An ideal AI project will have clear and compelling answers to each of these questions:


  • WHO will this project benefit?
  • HOW will it specifically improve experience or outcomes, and HOW can this be measured?
  • WHY is using AI for this purpose better than existing processes?
  • WHAT is the upside if it succeeds, and WHAT are the consequences if it fails?
  • WHERE will the data come from, and does it already exist?
  • WHEN should an initial working prototype and, subsequently, a final solution in production be delivered?


This white paper will go through each of these considerations in detail and provide examples, strategies, and follow-up questions to help guide the selection of AI use cases that will ultimately bring business value.


Extract: WHEN Does an Initial Working Prototype Need to Be Completed?

Finally: the all-important timeline. Like a do-it-yourself home construction project, it can be easy for an AI application build to stretch on and on; there always seems to be a bit more fine tuning to be done, another small feature to be added. 

But in order to build credibility with internal stakeholders, it’s best practice to have a limited slice of the solution working from end-to-end in a short period of time rather than aiming for a fully baked solution in the first pass. 

Real-life example: Take the example of a customer-facing chatbot; the first prototype can either focus on breadth (i.e., it can answer a wide variety of simple inquiries across diverse topics), or depth (it can answer very detailed questions asked in many different ways, but only about a few topics). However, it’s probably not realistic to strive for both of these goals in a first iteration. Once the chatbot preview earns internal user acceptance -- that is, stakeholders confirm that once built out, it will in fact deliver the desired business outcomes--only then is it appropriate to fully flesh out the application.

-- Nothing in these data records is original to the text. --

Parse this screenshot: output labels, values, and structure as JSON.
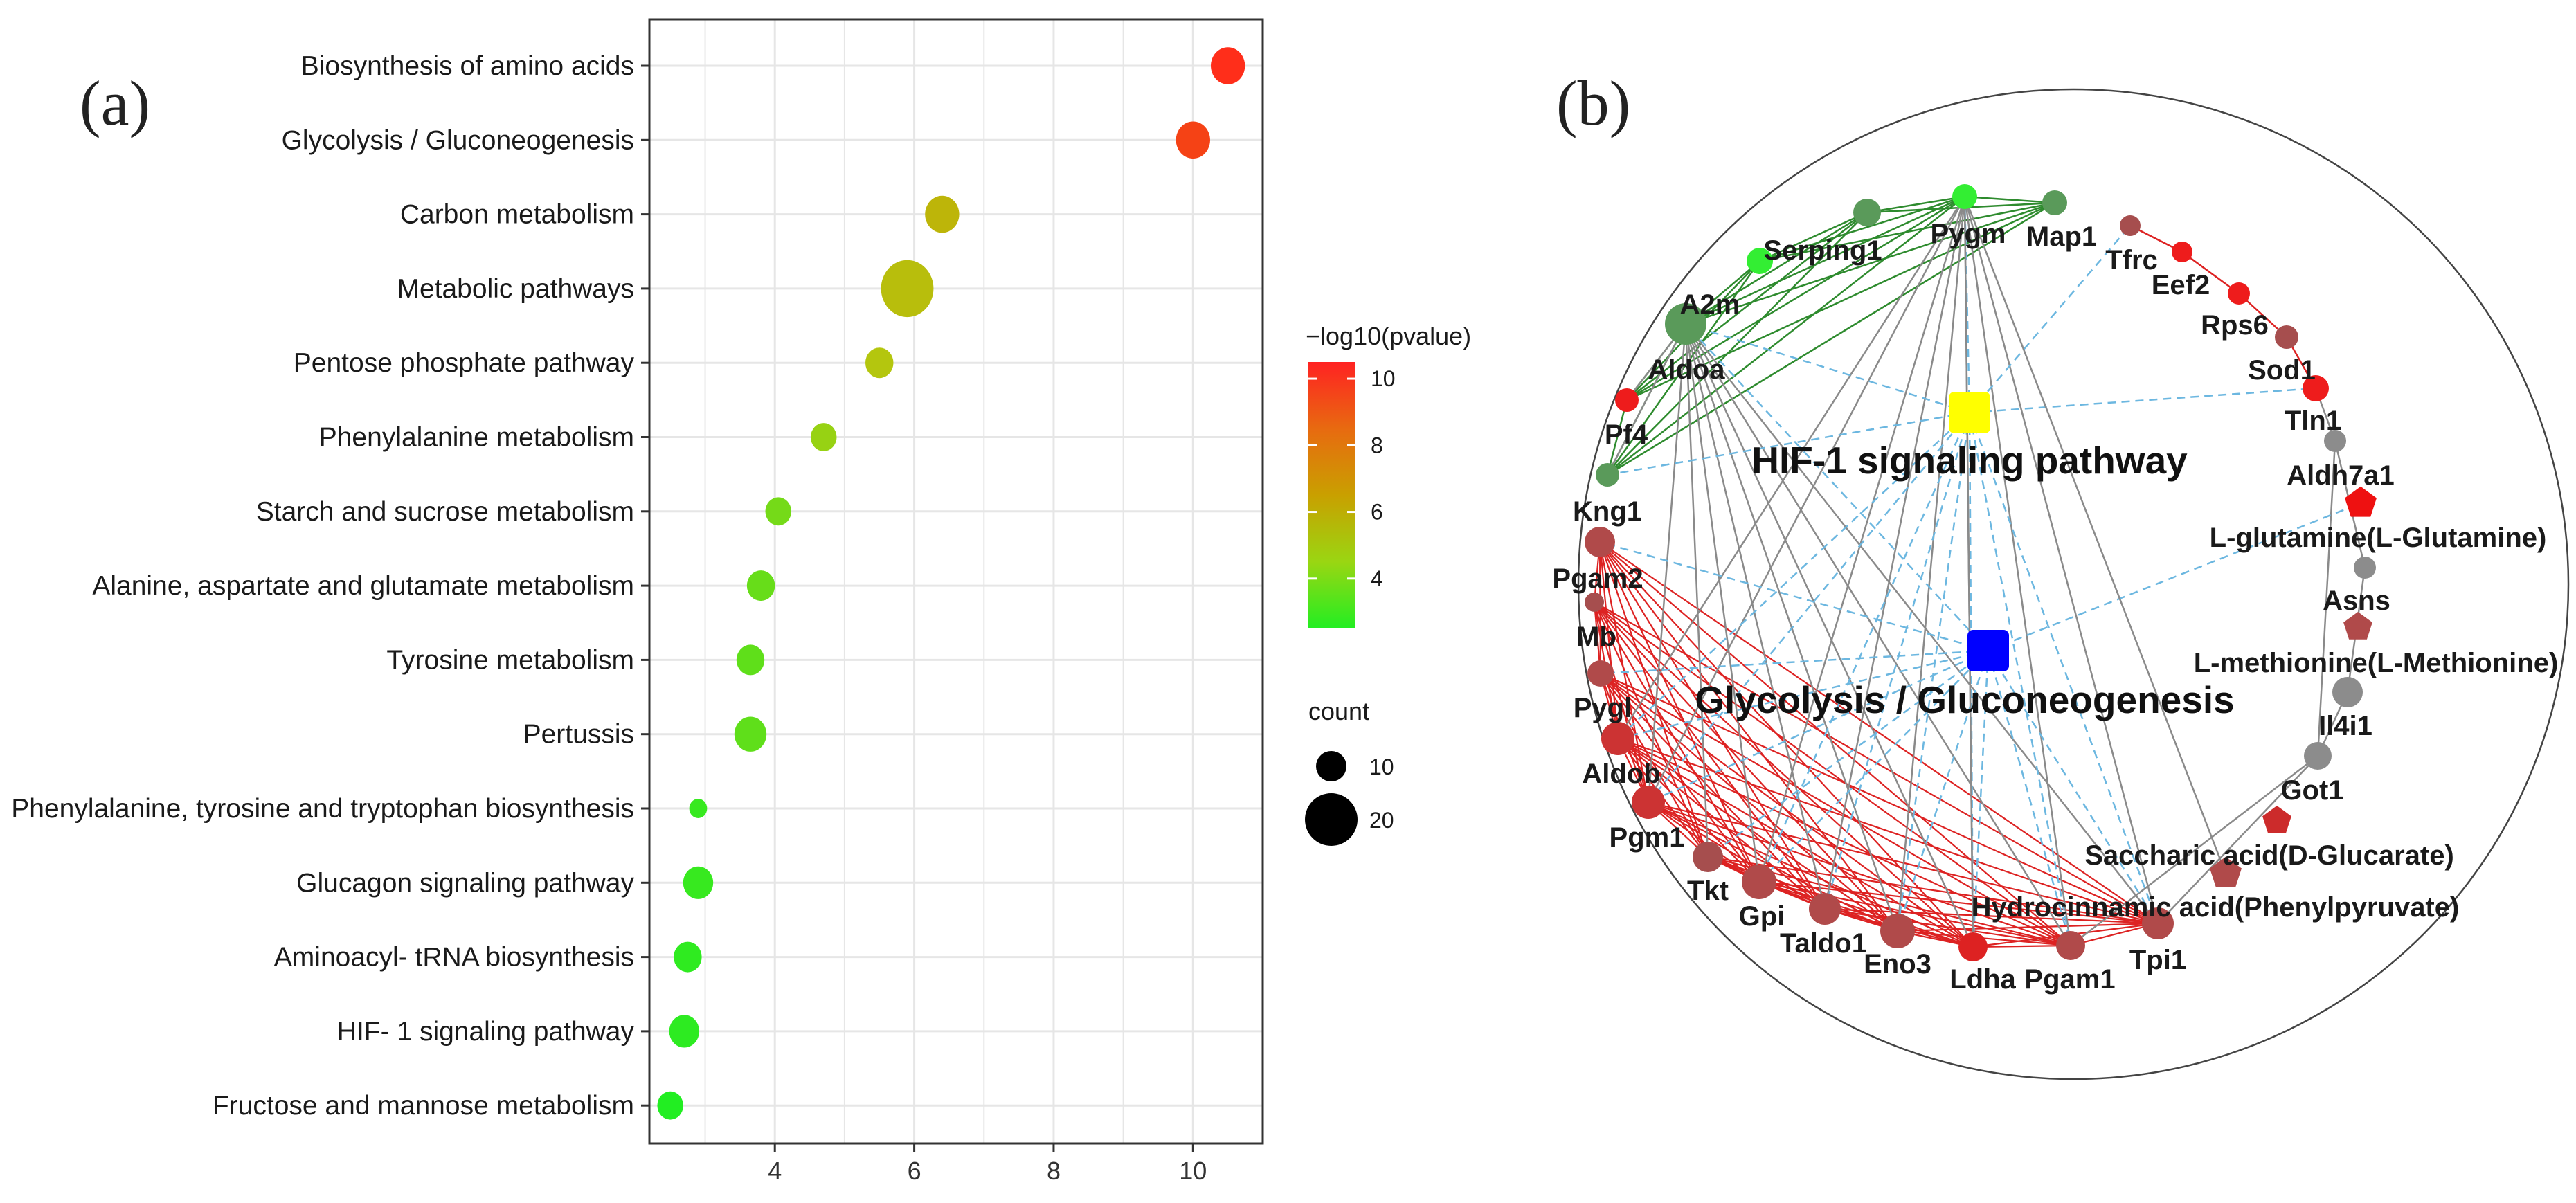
{
  "panels": {
    "a": "(a)",
    "b": "(b)"
  },
  "chart_data": [
    {
      "type": "scatter",
      "subtype": "bubble",
      "title": "",
      "xlabel": "",
      "ylabel": "",
      "xlim": [
        2.2,
        11.0
      ],
      "xticks": [
        4,
        6,
        8,
        10
      ],
      "grid": true,
      "categories": [
        "Biosynthesis of amino acids",
        "Glycolysis / Gluconeogenesis",
        "Carbon metabolism",
        "Metabolic pathways",
        "Pentose phosphate pathway",
        "Phenylalanine metabolism",
        "Starch and sucrose metabolism",
        "Alanine, aspartate and glutamate metabolism",
        "Tyrosine metabolism",
        "Pertussis",
        "Phenylalanine, tyrosine and tryptophan biosynthesis",
        "Glucagon signaling pathway",
        "Aminoacyl- tRNA biosynthesis",
        "HIF- 1 signaling pathway",
        "Fructose and mannose metabolism"
      ],
      "values": [
        10.5,
        10.0,
        6.4,
        5.9,
        5.5,
        4.7,
        4.05,
        3.8,
        3.65,
        3.65,
        2.9,
        2.9,
        2.75,
        2.7,
        2.5
      ],
      "color_values": [
        10.5,
        10.0,
        6.4,
        5.9,
        5.5,
        4.7,
        4.05,
        3.8,
        3.65,
        3.65,
        2.9,
        2.9,
        2.75,
        2.7,
        2.5
      ],
      "counts": [
        13,
        13,
        13,
        22,
        10,
        9,
        9,
        10,
        10,
        12,
        5,
        11,
        10,
        11,
        9
      ],
      "color_legend": {
        "title": "−log10(pvalue)",
        "ticks": [
          4,
          6,
          8,
          10
        ],
        "range": [
          2.5,
          10.5
        ],
        "colors": [
          "#22ee22",
          "#b0cc10",
          "#cc9a00",
          "#ff2e1a"
        ]
      },
      "size_legend": {
        "title": "count",
        "ticks": [
          10,
          20
        ]
      }
    },
    {
      "type": "network",
      "hubs": [
        {
          "id": "HIF-1 signaling pathway",
          "color": "#ffff00"
        },
        {
          "id": "Glycolysis / Gluconeogenesis",
          "color": "#0000ff"
        }
      ],
      "nodes": [
        {
          "id": "Pygm",
          "shape": "circle",
          "color": "#44dd44",
          "size": 1
        },
        {
          "id": "Map1",
          "shape": "circle",
          "color": "#5a9a5a",
          "size": 1
        },
        {
          "id": "Tfrc",
          "shape": "circle",
          "color": "#a64e4e",
          "size": 0.8
        },
        {
          "id": "Eef2",
          "shape": "circle",
          "color": "#ee1c1c",
          "size": 0.8
        },
        {
          "id": "Rps6",
          "shape": "circle",
          "color": "#ee1c1c",
          "size": 0.9
        },
        {
          "id": "Sod1",
          "shape": "circle",
          "color": "#a64e4e",
          "size": 0.9
        },
        {
          "id": "Tln1",
          "shape": "circle",
          "color": "#ee1c1c",
          "size": 1
        },
        {
          "id": "Aldh7a1",
          "shape": "circle",
          "color": "#8c8c8c",
          "size": 0.8
        },
        {
          "id": "L-glutamine(L-Glutamine)",
          "shape": "pentagon",
          "color": "#ee1111",
          "size": 1.1
        },
        {
          "id": "Asns",
          "shape": "circle",
          "color": "#8c8c8c",
          "size": 0.8
        },
        {
          "id": "L-methionine(L-Methionine)",
          "shape": "pentagon",
          "color": "#b04a4a",
          "size": 1
        },
        {
          "id": "Il4i1",
          "shape": "circle",
          "color": "#8c8c8c",
          "size": 1.2
        },
        {
          "id": "Got1",
          "shape": "circle",
          "color": "#8c8c8c",
          "size": 1.1
        },
        {
          "id": "Saccharic acid(D-Glucarate)",
          "shape": "pentagon",
          "color": "#cc2b2b",
          "size": 1
        },
        {
          "id": "Hydrocinnamic acid(Phenylpyruvate)",
          "shape": "pentagon",
          "color": "#b04a4a",
          "size": 1.1
        },
        {
          "id": "Tpi1",
          "shape": "circle",
          "color": "#b04a4a",
          "size": 1.3
        },
        {
          "id": "Pgam1",
          "shape": "circle",
          "color": "#b04a4a",
          "size": 1.2
        },
        {
          "id": "Ldha",
          "shape": "circle",
          "color": "#dd2222",
          "size": 1.2
        },
        {
          "id": "Eno3",
          "shape": "circle",
          "color": "#b04a4a",
          "size": 1.4
        },
        {
          "id": "Taldo1",
          "shape": "circle",
          "color": "#b04a4a",
          "size": 1.3
        },
        {
          "id": "Gpi",
          "shape": "circle",
          "color": "#b04a4a",
          "size": 1.4
        },
        {
          "id": "Tkt",
          "shape": "circle",
          "color": "#a64e4e",
          "size": 1.2
        },
        {
          "id": "Pgm1",
          "shape": "circle",
          "color": "#cc3333",
          "size": 1.3
        },
        {
          "id": "Aldob",
          "shape": "circle",
          "color": "#cc3333",
          "size": 1.4
        },
        {
          "id": "Pygl",
          "shape": "circle",
          "color": "#cc3333",
          "size": 1.4
        },
        {
          "id": "Mb",
          "shape": "circle",
          "color": "#b04a4a",
          "size": 1
        },
        {
          "id": "Pgam2",
          "shape": "circle",
          "color": "#a64e4e",
          "size": 0.7
        },
        {
          "id": "Kng1",
          "shape": "circle",
          "color": "#b04a4a",
          "size": 1.3
        },
        {
          "id": "Pf4",
          "shape": "circle",
          "color": "#5a9a5a",
          "size": 0.9
        },
        {
          "id": "Aldoa",
          "shape": "circle",
          "color": "#ee1c1c",
          "size": 0.9
        },
        {
          "id": "A2m",
          "shape": "circle",
          "color": "#5a9a5a",
          "size": 1.6
        },
        {
          "id": "Serping1",
          "shape": "circle",
          "color": "#33ee33",
          "size": 0.9
        },
        {
          "id": "__Serping1_node",
          "shape": "circle",
          "color": "#5a9a5a",
          "size": 1
        }
      ]
    }
  ]
}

The Key to Successful AI Projects

Today's most successful organizations have embraced the idea that effectively leveraging data and technology can not only drive competitive advantage, but also improve the experiences of both their employees and customers. But it’s important to be strategic and deliberate when planning an organization's AI strategy.


Following the framework outlined in this white paper will help avoid false starts on AI projects that are ill-defined and create an environment for success.